To see details about an outlier, hover over Outlier.
The next step is yours
GL Outlier Detection provides an additional data point as you complete the approval decision. You still have the option to approve, manually correct, or decline the transaction.
The action you take on the transaction is included when the data model is refined. This information enables ongoing improvement to the data model.
GL Outlier Detection is a helpful tool when approving entries, but it is not a substitute decision maker. No tool—not even AI—is foolproof. The ultimate decision on which action to take is yours.
If you’re using Outlier Assistant
If Outlier Assistant is enabled, entries flagged as outliers are sent back to the submitter before being passed to the Approver.
In this case, the submitter initially determines if changes are needed to the entry, or they can send it to the Approver as is.
After the submitter updates the entry or determines that it is correct, it is sent on to the Approver as usual.
How does GL Outlier Detection flag entries?
GL Outlier Detection uses your historical data to identify patterns in your General Ledger journal entries. It flags incoming entries that do not conform to those patterns. Patterns are typically established on a per-journal basis and largely based on standard fields of an entry, such as account, key dimensions, and amount.

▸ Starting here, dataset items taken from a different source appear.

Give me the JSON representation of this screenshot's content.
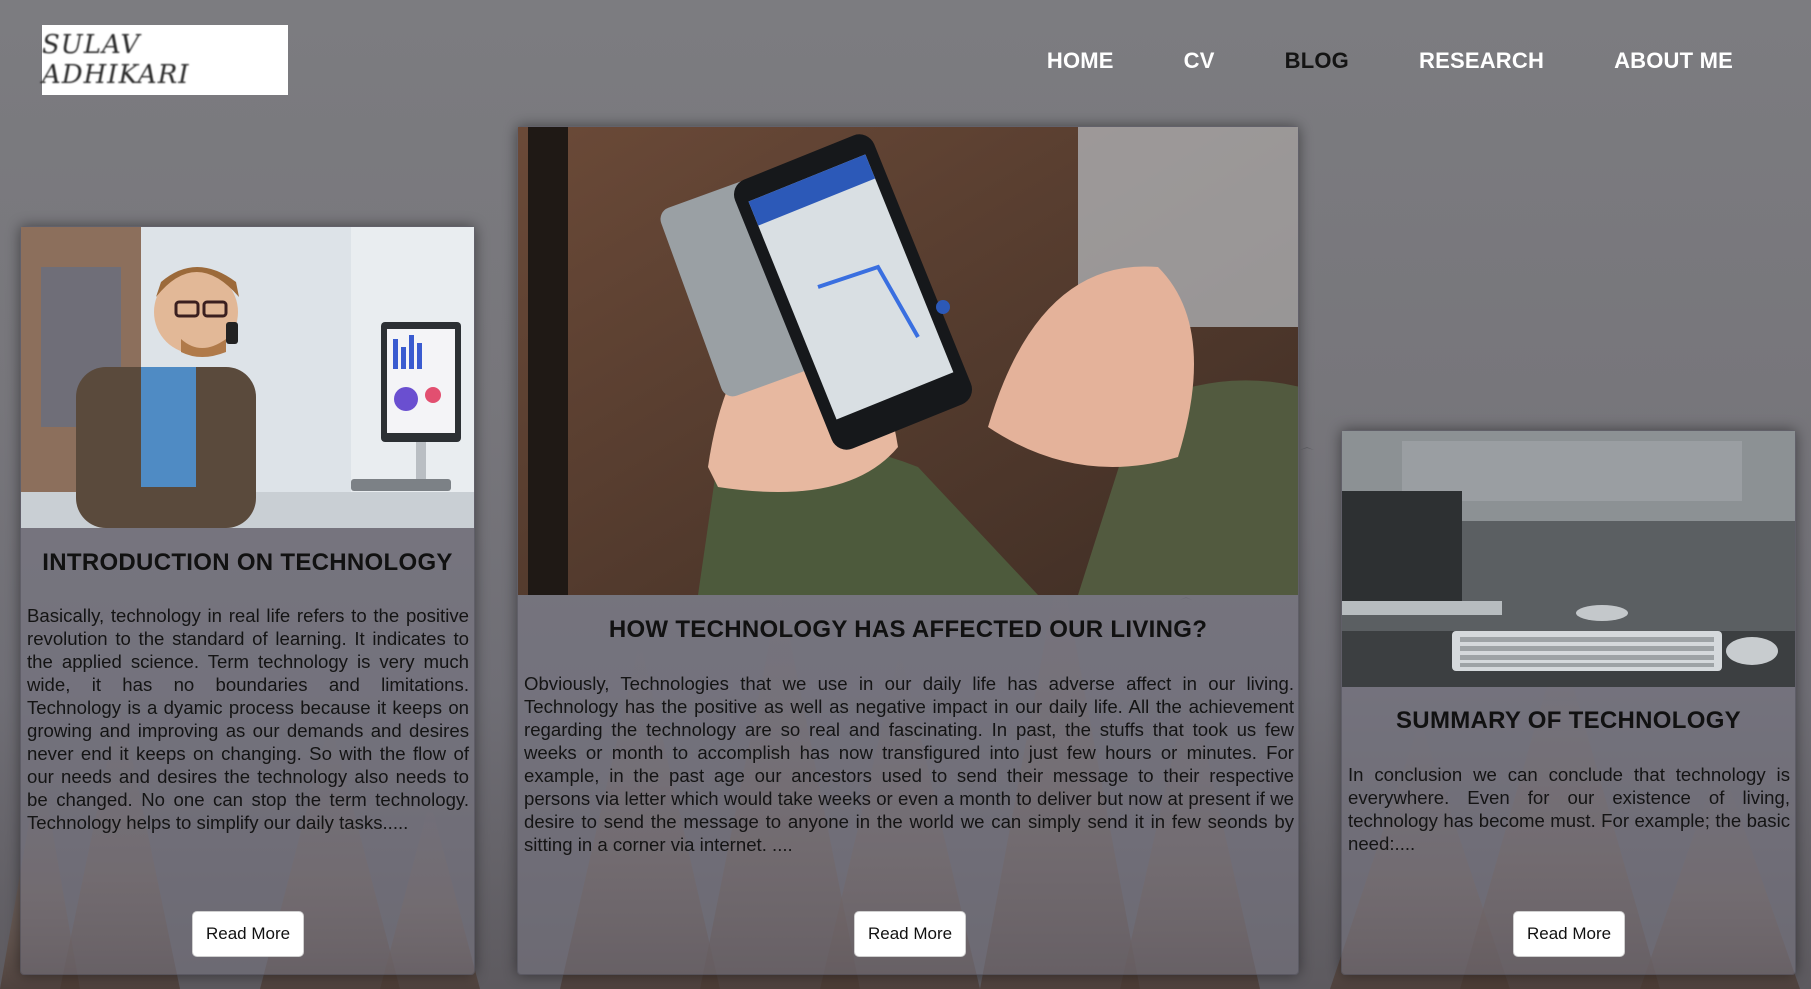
{
  "header": {
    "logo_text": "SULAV ADHIKARI",
    "nav": [
      {
        "label": "HOME"
      },
      {
        "label": "CV"
      },
      {
        "label": "BLOG"
      },
      {
        "label": "RESEARCH"
      },
      {
        "label": "ABOUT ME"
      }
    ]
  },
  "cards": [
    {
      "image": "man-on-phone-at-desk-photo",
      "title": "INTRODUCTION ON TECHNOLOGY",
      "text": "Basically, technology in real life refers to the positive revolution to the standard of learning. It indicates to the applied science. Term technology is very much wide, it has no boundaries and limitations. Technology is a dyamic process because it keeps on growing and improving as our demands and desires never end it keeps on changing. So with the flow of our needs and desires the technology also needs to be changed. No one can stop the term technology. Technology helps to simplify our daily tasks.....",
      "button": "Read More"
    },
    {
      "image": "hands-holding-smartphone-map-photo",
      "title": "HOW TECHNOLOGY HAS AFFECTED OUR LIVING?",
      "text": "Obviously, Technologies that we use in our daily life has adverse affect in our living. Technology has the positive as well as negative impact in our daily life. All the achievement regarding the technology are so real and fascinating. In past, the stuffs that took us few weeks or month to accomplish has now transfigured into just few hours or minutes. For example, in the past age our ancestors used to send their message to their respective persons via letter which would take weeks or even a month to deliver but now at present if we desire to send the message to anyone in the world we can simply send it in few seonds by sitting in a corner via internet. ....",
      "button": "Read More"
    },
    {
      "image": "laptop-keyboard-desk-photo",
      "title": "SUMMARY OF TECHNOLOGY",
      "text": "In conclusion we can conclude that technology is everywhere. Even for our existence of living, technology has become must. For example; the basic need:....",
      "button": "Read More"
    }
  ],
  "colors": {
    "nav_active": "#ffffff",
    "nav_default": "#141414",
    "page_bg": "#7a7a7e"
  }
}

GL Outlier Detection is dynamic, meaning it continually learns as new data becomes available and new patterns emerge. For example, a transaction is flagged at first, but then a new pattern is recognized. Entries conforming to the newly identified pattern are no longer flagged as outliers.
What does it mean when an entry is flagged?
If a General Ledger journal entry is flagged as an outlier, the algorithm has determined that the entry is unusual based on the available data and the currently identified patterns. The reason that the entry is flagged can be viewed by hovering over the outlier flag within the entry. The reason it's flagged could be:
- It uses a value for a dimension that’s not typically used in this journal.
- It uses a new type of entry that’s never been seen in the data before.
- It does not conform to other patterns identified by the algorithm.
GL Outlier Detection algorithms are based on common transaction practices and consider relationship patterns in historical data. In some cases, your business practices can evolve or be different for a legitimate reason that GL Outlier Detection has not identified as a pattern. Consequently, GL Outlier Detection flags some entries that you consider normal. The flag is an additional tool to guide you to transactions that require extra scrutiny.
What does it mean when an entry is not flagged?
There could be many reasons why an entry is not flagged or needs extra attention. This can be due to a policy change within your business, for example, or another type of issue that the algorithm has not yet detected.
GL Outlier Detection is another data point in your review process, which can help when you review journal entries, flagged and unflagged, for approval.